The IVP Bible Background Commentary New Testament, John 5:30.
“Jesus is thus a faithful shaliach, or agent; Jewish law taught that the man’s agent was as a man himself (backed by his full authority), to the extent that the agent faithfully represented him. Moses and the Old Testament prophets were viewed as God’s agents and often spoke for Him in the first person.” Note also that 4 of the 10 plagues performed by Aaron were said to have been performed by God.
Summary
Again, “much of the equivalence between Father and Son [in John] is phrased in language that stems from the Jewish concept that the one who is sent (shaliach) is completely the representative of the one who sends him.
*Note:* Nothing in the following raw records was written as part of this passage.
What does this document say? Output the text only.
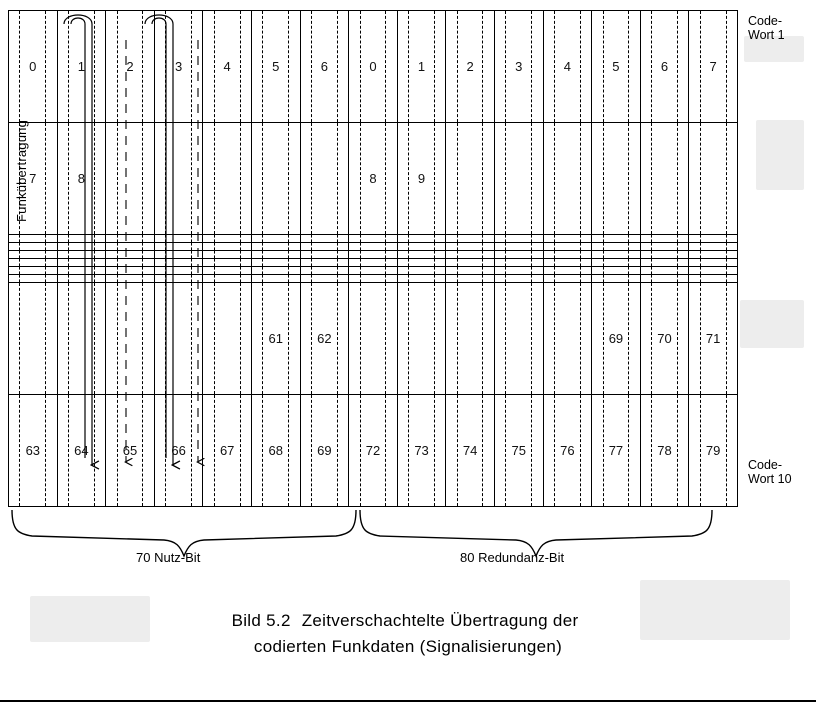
0	1	2	3	4	5	6	0	1	2	3	4	5	6	7

7	8						8	9						

					61	62						69	70	71

63	64	65	66	67	68	69	72	73	74	75	76	77	78	79
Funkübertragung
Code-
Wort 1
Code-
Wort 10
70 Nutz-Bit	80 Redundanz-Bit
Bild 5.2 Zeitverschachtelte Übertragung der
codierten Funkdaten (Signalisierungen)
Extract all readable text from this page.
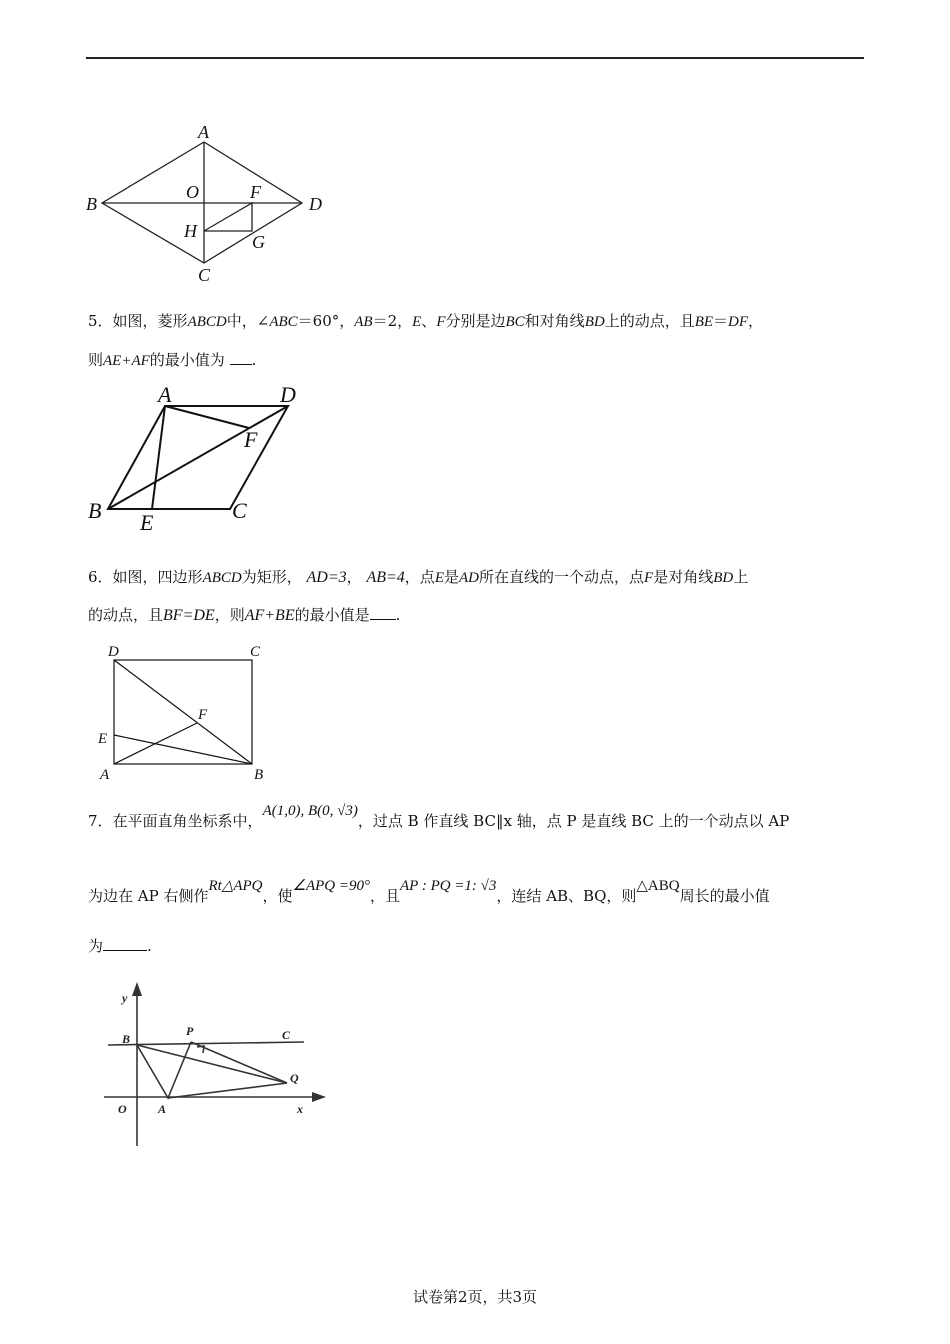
A
B
C
D
O	F
H
G
5．如图，菱形ABCD中，∠ABC＝60°，AB＝2，E、F分别是边BC和对角线BD上的动点，且BE＝DF，
则AE+AF的最小值为 .
A	D
F
B E	C
6．如图，四边形ABCD为矩形， AD=3， AB=4，点E是AD所在直线的一个动点，点F是对角线BD上
的动点，且BF=DE，则AF+BE的最小值是 .
D	C
F
E
A	B
7．在平面直角坐标系中，A(1,0), B(0, √3)，过点 B 作直线 BC‖x 轴，点 P 是直线 BC 上的一个动点以 AP
为边在 AP 右侧作Rt△APQ，使∠APQ =90°，且AP : PQ =1: √3，连结 AB、BQ，则△ABQ周长的最小值
为	.
y
x
B
P	C
Q
O	A
试卷第2页，共3页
Because Jesus is an agent who is God’s own Son, John deepens the legal relationship of agent and sender to a relationship of likeness of nature, still not in philosophical terms, however.” And that’s according to the noted Catholic scholar Raymond Brown, The Gospel According to John, p. 632.
Lastly, Peder Borgen another scholar who Brown quotes as the expert on this topic adds: The saying in John 12:44 “He who believes in me, believes not in me but in Him who sent me” is a very close parallel to the saying by the king in a quotation from the Siphre (an ancient rabbinic text) The same idea, that dealing with the agent is the same as dealing with the sender himself, is found in all four gospels. [See Matt. 10:40; Matt. 18 : 5; Mark 9 : 37; Luke 9 : 48 and John 13:20] The essential message is that, “he who receives any one whom I send receives me; he who receives me receives Him who sent me.”
Carlos Xavier
PS: Many students of scripture understand this principle on an intuitive level. This essay by Carlos Xavier helps us see clearly on an intellectual level something we knew in our hearts to be true all along.